When in deep cover, it is essential and most effective that you let those you interact with come to their own conclusions. The sign of a good performance isn’t strain or effort, but harmony and adaptation.
Even if you answer every last detail correctly, memorize the entirety of another’s life, there will be a point where you make a choice so drastically unlike them that it will arouse suspicion. This cannot be avoided. This is the nature of our existence—even with magical enhancement. Short of having a Master-Tier Acting Skill, you won’t be able to fully submerge your own ego and melt into another.
But you can sink deep enough that no one notices, so long as you keep yourself subtle. Don’t volunteer details. Don’t shake what someone thinks of you. Let them define who you are and adjust to fit their mold. You can be active to avoid the passivity trap in these confines.
And ultimately, if things get truly desperate, it is not uncommon for one to fall ill or be impaired in a way that makes it easier to hide whatever inaccuracy or oddity of behavior. Understand that this constrains the effective limits of your cover as well.
After all, playing the simpleton can let you go unnoticed, but no one is going to let a simpleton anywhere near a true position of power…
-The Ways of the Unseen: Aviary Training Manual
35 (I)
Infiltrate
Intimidation > 20
“Okay. Do the expression again.” Adam waved his hand in front of Shiv’s face.
Shiv just stared at him for a beat. Then slowly opened his mouth wide and started staring off at nothing.
“Mouth wider—eyes more distant. More distant. More distant.”
“Adam, my eyes can’t get any more distant. I don’t know what you want from me.”
“Just think about a traumatic moment in your life,” Adam said.
“It was kind of shit when you got back from your academy and decided to make everyone notice me,” Shiv said. “That just makes my hand shake a bit from the adrenaline, though. So does remembering how badly the War Priest and the faithful beat me.” His expression turned to snarl.
“No… no… Shell shock, Shiv. Shell shock. Horrified. Mentally spent and lost inside yourself. Not the face of a snarling dog.”

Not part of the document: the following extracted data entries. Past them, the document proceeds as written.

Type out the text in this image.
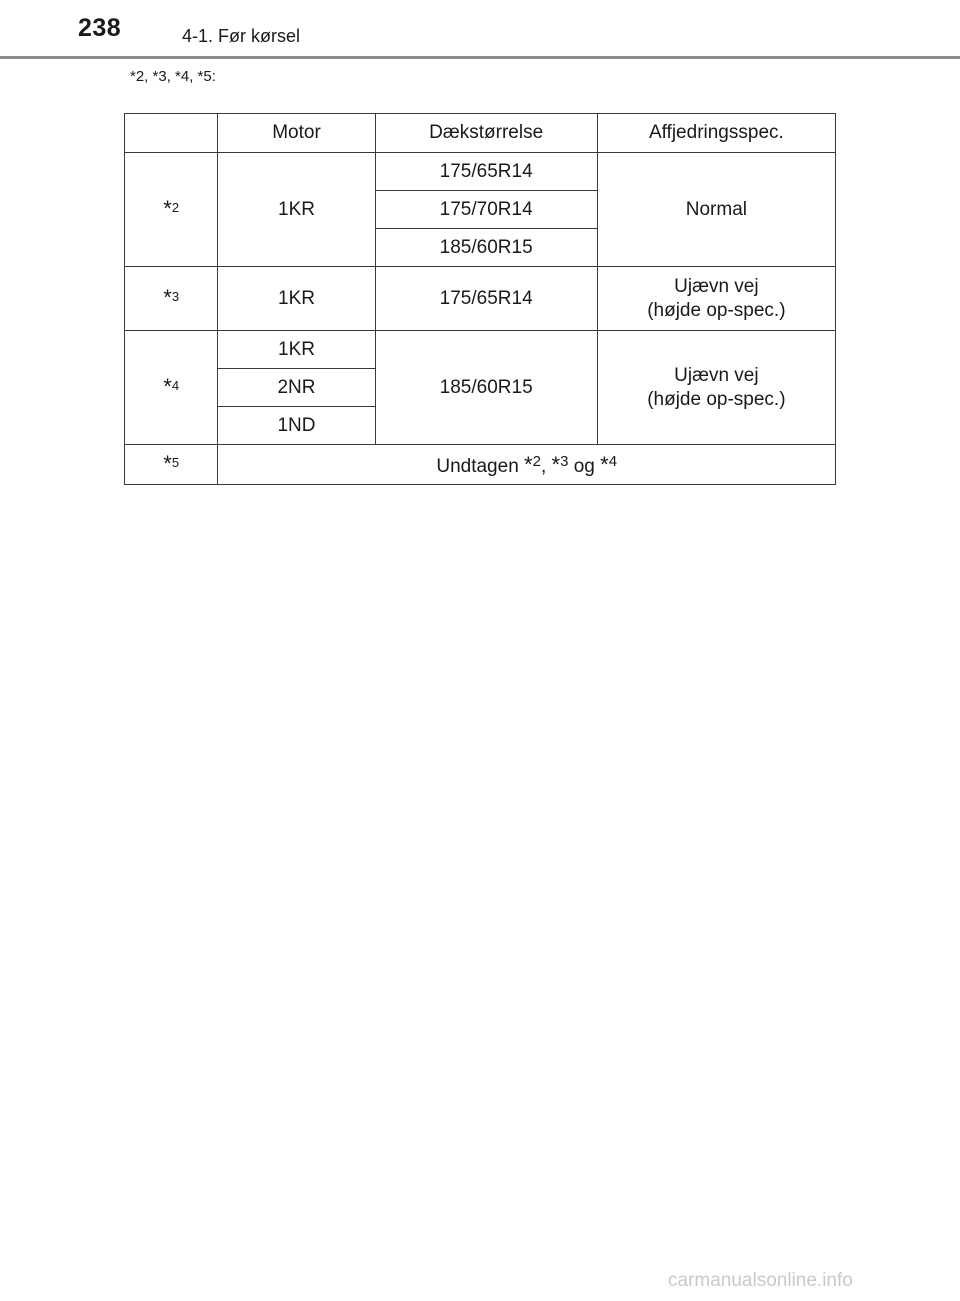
238	4-1. Før kørsel
*2, *3, *4, *5:
	Motor	Dækstørrelse	Affjedringsspec.
*$^2$	1KR	175/65R14	Normal
		175/70R14	
		185/60R15	
*$^3$	1KR	175/65R14	Ujævn vej
(højde op-spec.)

*$^4$	1KR	185/60R15	Ujævn vej
(højde op-spec.)

	2NR		
	1ND		
*$^5$	Undtagen *$^2$, *$^3$ og *$^4$
carmanualsonline.info
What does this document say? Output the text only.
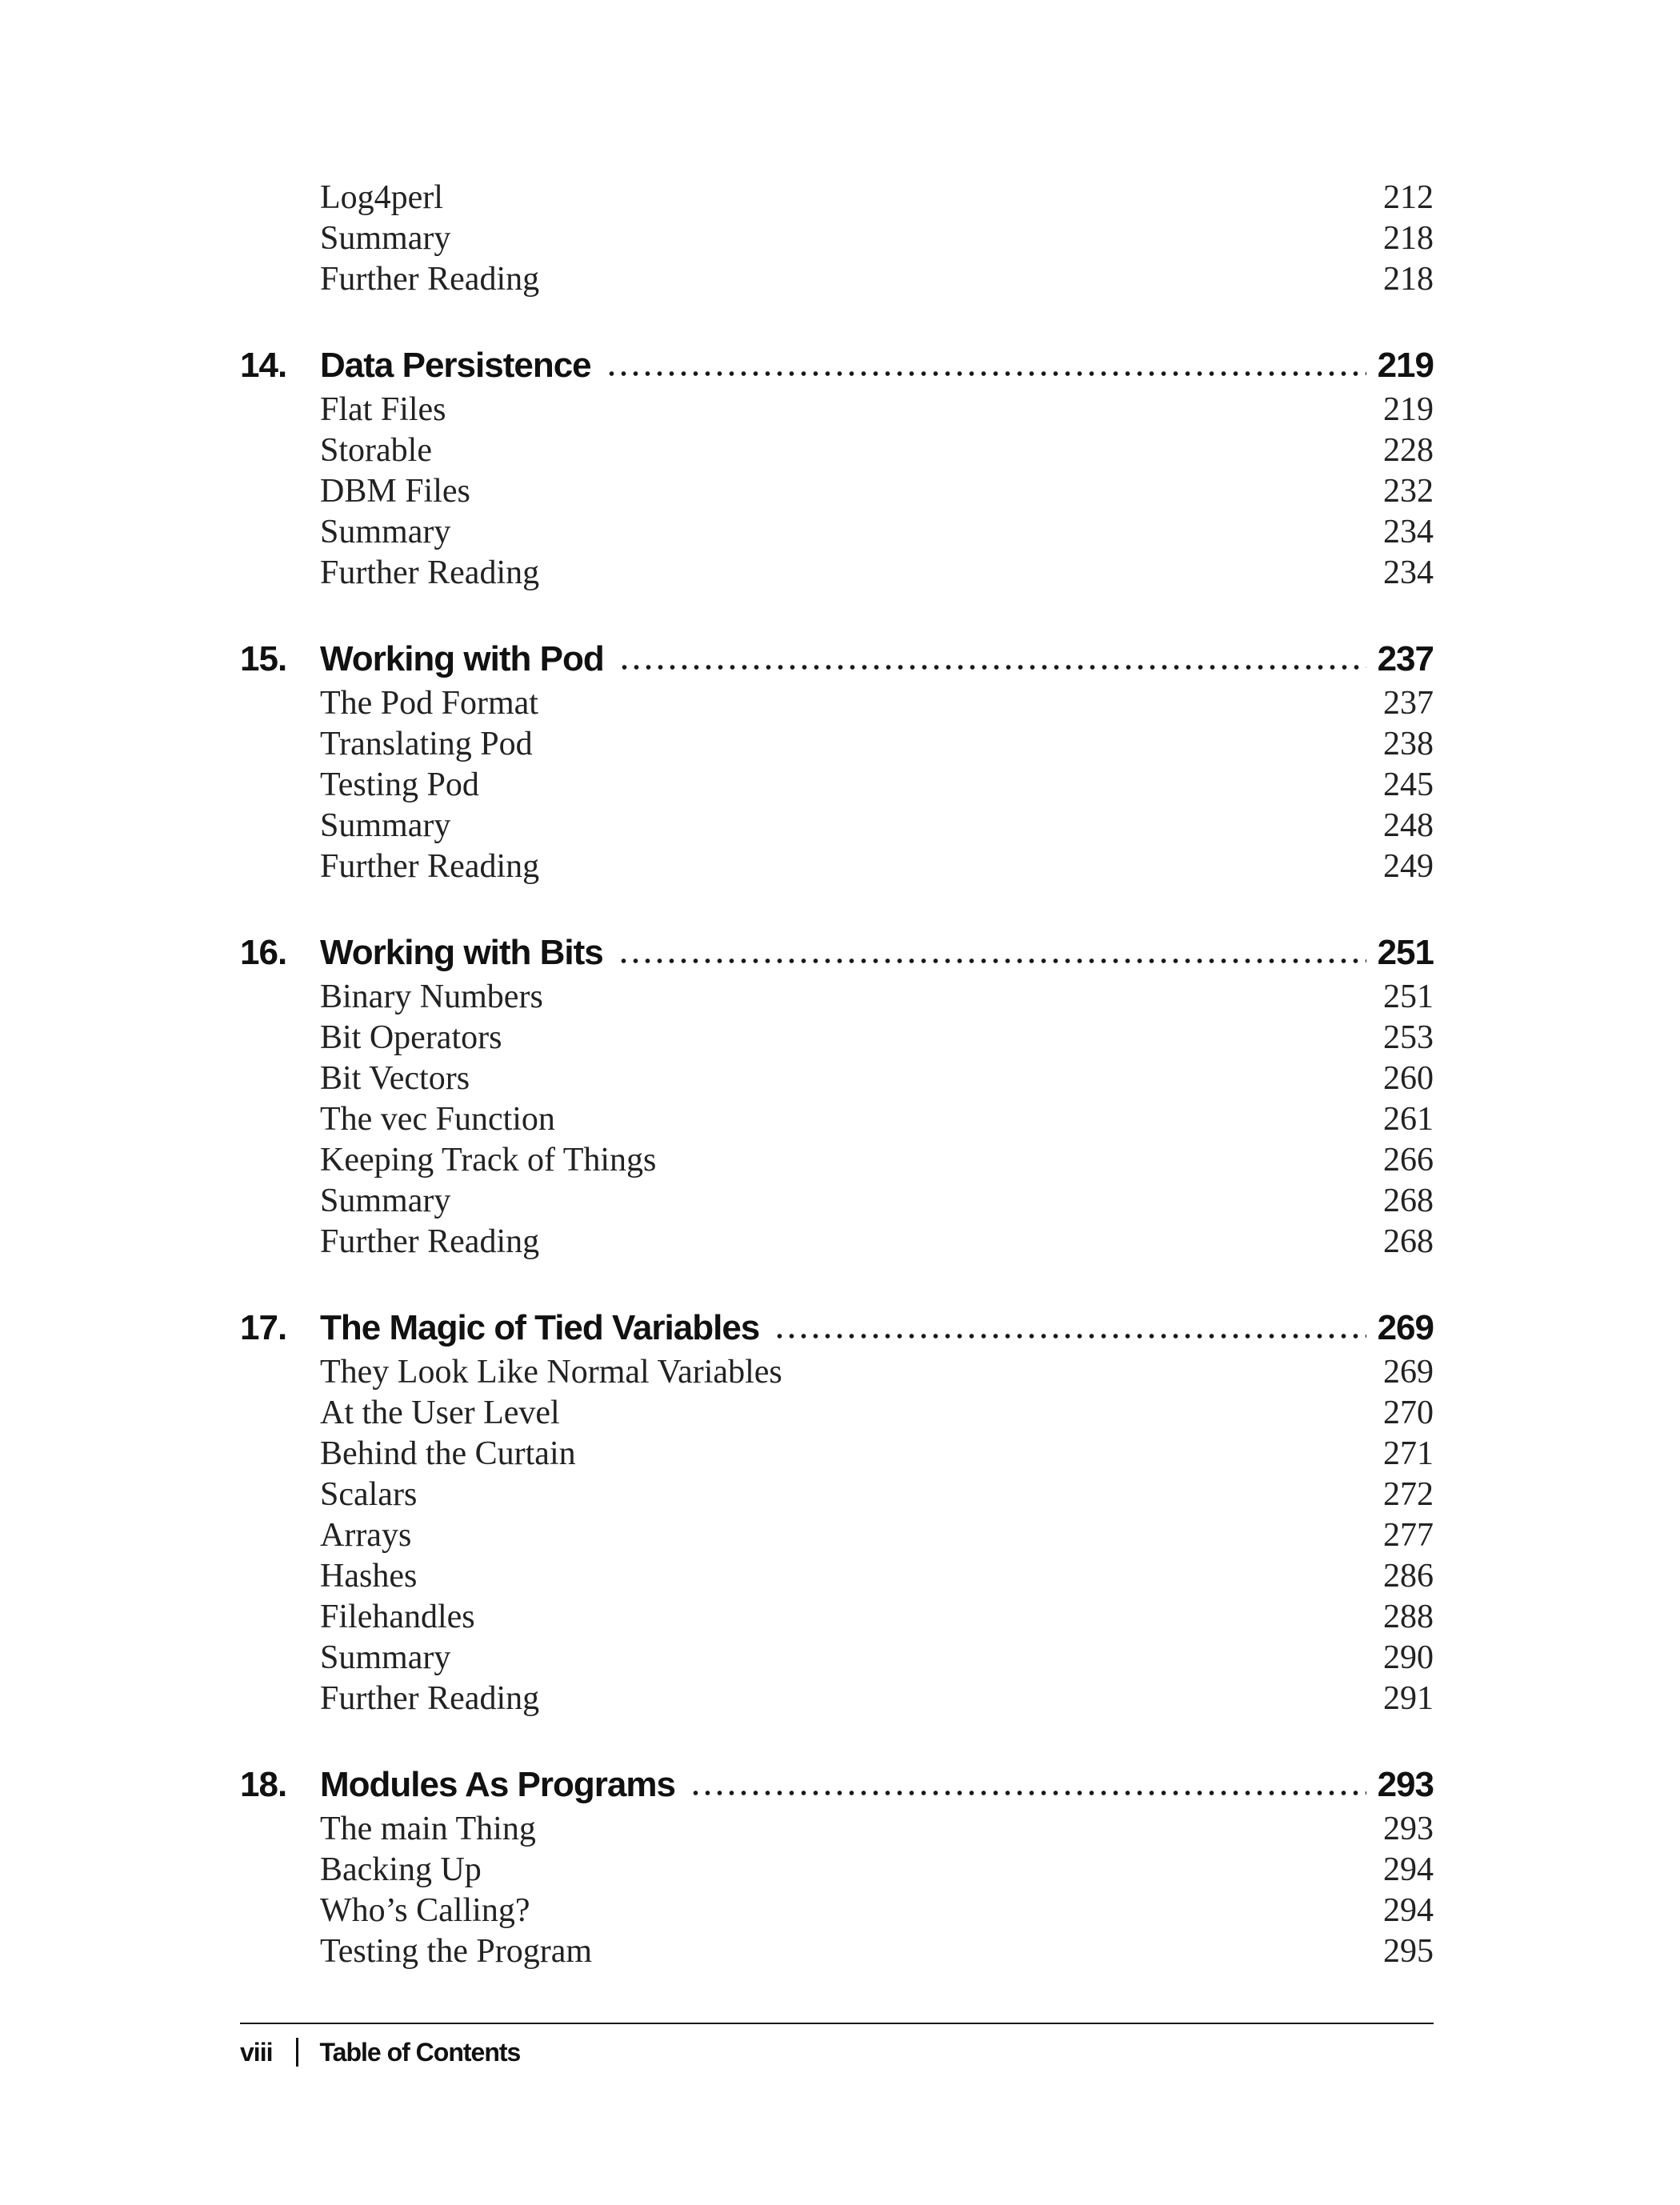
Log4perl	212
Summary	218
Further Reading	218
14. Data Persistence	219
Flat Files	219
Storable	228
DBM Files	232
Summary	234
Further Reading	234
15. Working with Pod	237
The Pod Format	237
Translating Pod	238
Testing Pod	245
Summary	248
Further Reading	249
16. Working with Bits	251
Binary Numbers	251
Bit Operators	253
Bit Vectors	260
The vec Function	261
Keeping Track of Things	266
Summary	268
Further Reading	268
17. The Magic of Tied Variables	269
They Look Like Normal Variables	269
At the User Level	270
Behind the Curtain	271
Scalars	272
Arrays	277
Hashes	286
Filehandles	288
Summary	290
Further Reading	291
18. Modules As Programs	293
The main Thing	293
Backing Up	294
Who’s Calling?	294
Testing the Program	295
viii Table of Contents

“Then we’re not going to be able to pull this off with my memories, because the worst ones just piss me off?”
“Godsdammit, you’re useless,” Adam muttered. He dropped his head and looked at Uva. “Uva, can you…” He gestured wildly in Shiv’s direction.
The Psychomancer glared. “First. I can’t get to his mind when he’s wearing the mask. Second, are you truly asking me to mentally damage the mind of someone I care for so they can achieve an exaggerated expression of trauma by being actually traumatized?”
Adam considered her question. “Can you do it if he takes the mask off, briefly?”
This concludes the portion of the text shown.